Bugsy in front of the cliffs at Lost Dutchman
setting out on Treasure Loop

This was a pleasant, easy 2.5-mile loop up to the base of the cliffs. There’s a bit of elevation gain, but nothing too strenuous.

Quail Loop

saguaro along the trail at Lost Dutchman
among the saguaros on Quail Loop

Quail Loop was the easiest hike we did in the park: about two miles long, and mostly flat. It’s a pretty hike with lots of birds to entertain you, but the occasional mountain bike zooming up behind you may disrupt your reverie.

Civilization

Apache Junction is a mid-sized Phoenix suburb just a few miles away from Lost Dutchman, with just about any store you could need for supplies. We restocked at Fry’s, a huuuuuge grocery store, and then had a really delicious lunch at Saigon Noms, a Vietnamese street food restaurant.

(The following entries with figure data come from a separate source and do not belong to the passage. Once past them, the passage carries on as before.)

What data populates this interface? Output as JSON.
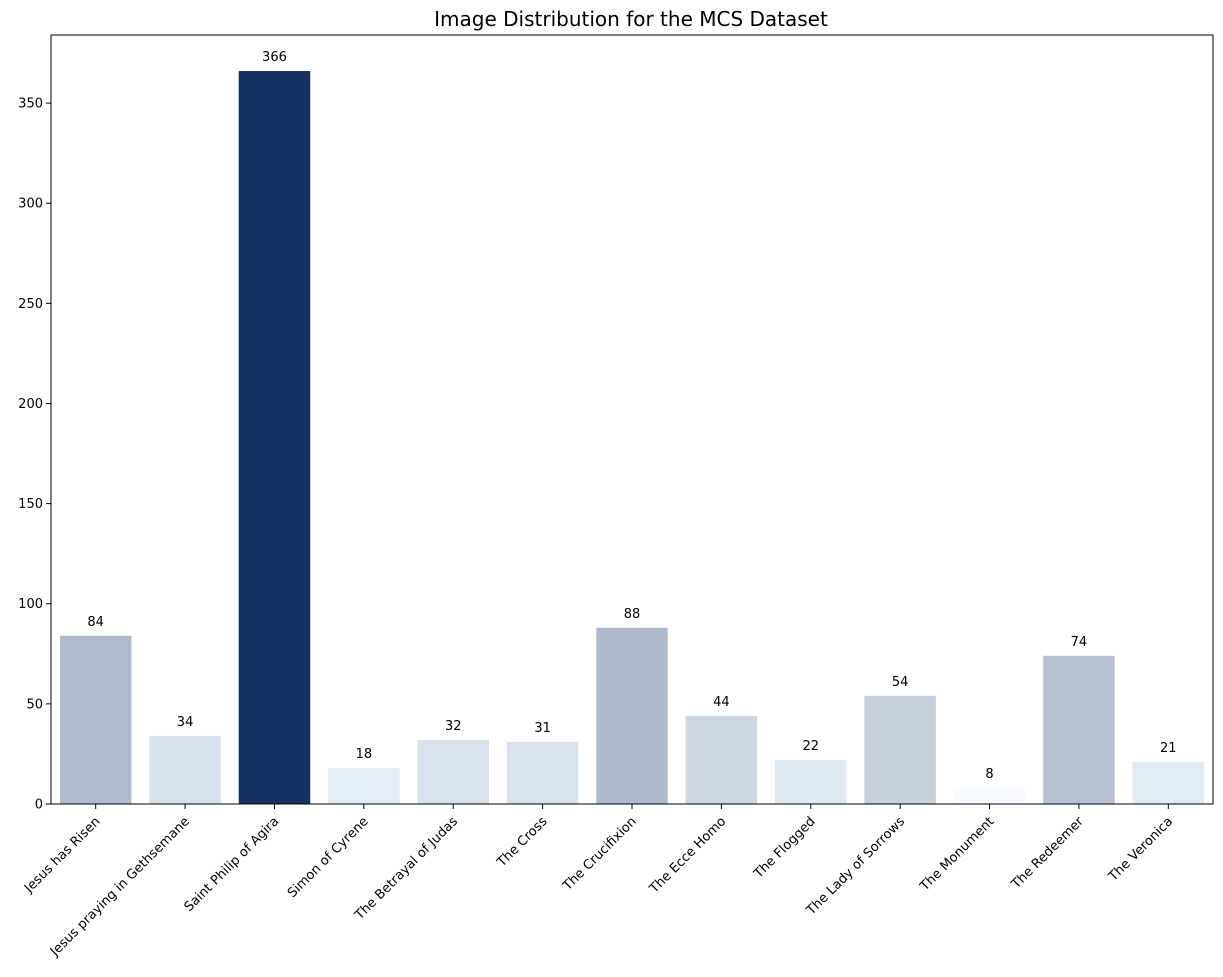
{
  "chart_data": {
    "type": "bar",
    "title": "Image Distribution for the MCS Dataset",
    "xlabel": "",
    "ylabel": "",
    "categories": [
      "Jesus has Risen",
      "Jesus praying in Gethsemane",
      "Saint Philip of Agira",
      "Simon of Cyrene",
      "The Betrayal of Judas",
      "The Cross",
      "The Crucifixion",
      "The Ecce Homo",
      "The Flogged",
      "The Lady of Sorrows",
      "The Monument",
      "The Redeemer",
      "The Veronica"
    ],
    "values": [
      84,
      34,
      366,
      18,
      32,
      31,
      88,
      44,
      22,
      54,
      8,
      74,
      21
    ],
    "data_labels": [
      "84",
      "34",
      "366",
      "18",
      "32",
      "31",
      "88",
      "44",
      "22",
      "54",
      "8",
      "74",
      "21"
    ],
    "ylim": [
      0,
      384
    ],
    "yticks": [
      0,
      50,
      100,
      150,
      200,
      250,
      300,
      350
    ],
    "ytick_labels": [
      "0",
      "50",
      "100",
      "150",
      "200",
      "250",
      "300",
      "350"
    ],
    "grid": false,
    "colors": {
      "low": "#f7fbff",
      "high": "#14325f"
    }
  }
}
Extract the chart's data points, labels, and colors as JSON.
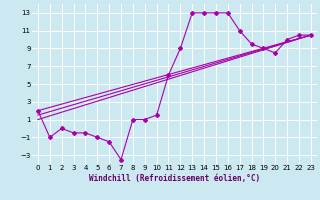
{
  "background_color": "#cce8f0",
  "grid_color": "#ffffff",
  "line_color": "#aa00aa",
  "xlim": [
    -0.5,
    23.5
  ],
  "ylim": [
    -4,
    14
  ],
  "xticks": [
    0,
    1,
    2,
    3,
    4,
    5,
    6,
    7,
    8,
    9,
    10,
    11,
    12,
    13,
    14,
    15,
    16,
    17,
    18,
    19,
    20,
    21,
    22,
    23
  ],
  "yticks": [
    -3,
    -1,
    1,
    3,
    5,
    7,
    9,
    11,
    13
  ],
  "xlabel": "Windchill (Refroidissement éolien,°C)",
  "line1_x": [
    0,
    1,
    2,
    3,
    4,
    5,
    6,
    7,
    8,
    9,
    10,
    11,
    12,
    13,
    14,
    15,
    16,
    17,
    18,
    19,
    20,
    21,
    22,
    23
  ],
  "line1_y": [
    2,
    -1,
    0,
    -0.5,
    -0.5,
    -1,
    -1.5,
    -3.5,
    1,
    1,
    1.5,
    6,
    9,
    13,
    13,
    13,
    13,
    11,
    9.5,
    9,
    8.5,
    10,
    10.5,
    10.5
  ],
  "line2_x": [
    0,
    23
  ],
  "line2_y": [
    2,
    10.5
  ],
  "line3_x": [
    0,
    23
  ],
  "line3_y": [
    1.5,
    10.5
  ],
  "line4_x": [
    0,
    23
  ],
  "line4_y": [
    1,
    10.5
  ]
}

If you need a quick bite close to home, Hitching Post Saloon serves pizza and chicken and occasional live music. We didn’t try it but it was recommended. And if the kids get bored with nature, there’s a weird tourist trap just down street from Lost Dutchman that might be entertaining, Goldfield Ghost Town.

To do

hiking down from Praying Hands

We got views deeper into the rugged and beautiful Superstition Mountains from the top of Flatiron and from Praying Hands, and we’re keen to explore farther into the range, outside of Lost Dutchman. Someday we’ll check out some of the other trails in the area.

Anything else we should do around Phoenix? Until now we’ve avoided it since it’s a sprawling megapolis, but maybe there are more gems like Lost Dutchman scattered about!

5 Replies to “Two nights at Lost Dutchman State Park, AZ

  1. We had someone recommend Carlsbad Tavern for New Mexican food, so we’ll be checking that out when we head back there next week. Apparently they have great prickly pear margaritas too; Shae had one for the first time at La Posta de Mesilla, so it’ll be interesting to see how they compare.

    Dobbin’s Lookout at South Mountain Park & Preserve gives some nice views of the area. You can drive all the way up, but you’d probably want to leave behind the Airstream as the road is winding and there’s limited parking up there. There are also lots of trails there too which looked like they’d be nice, but the heat would’ve been too much for me when we were there recently.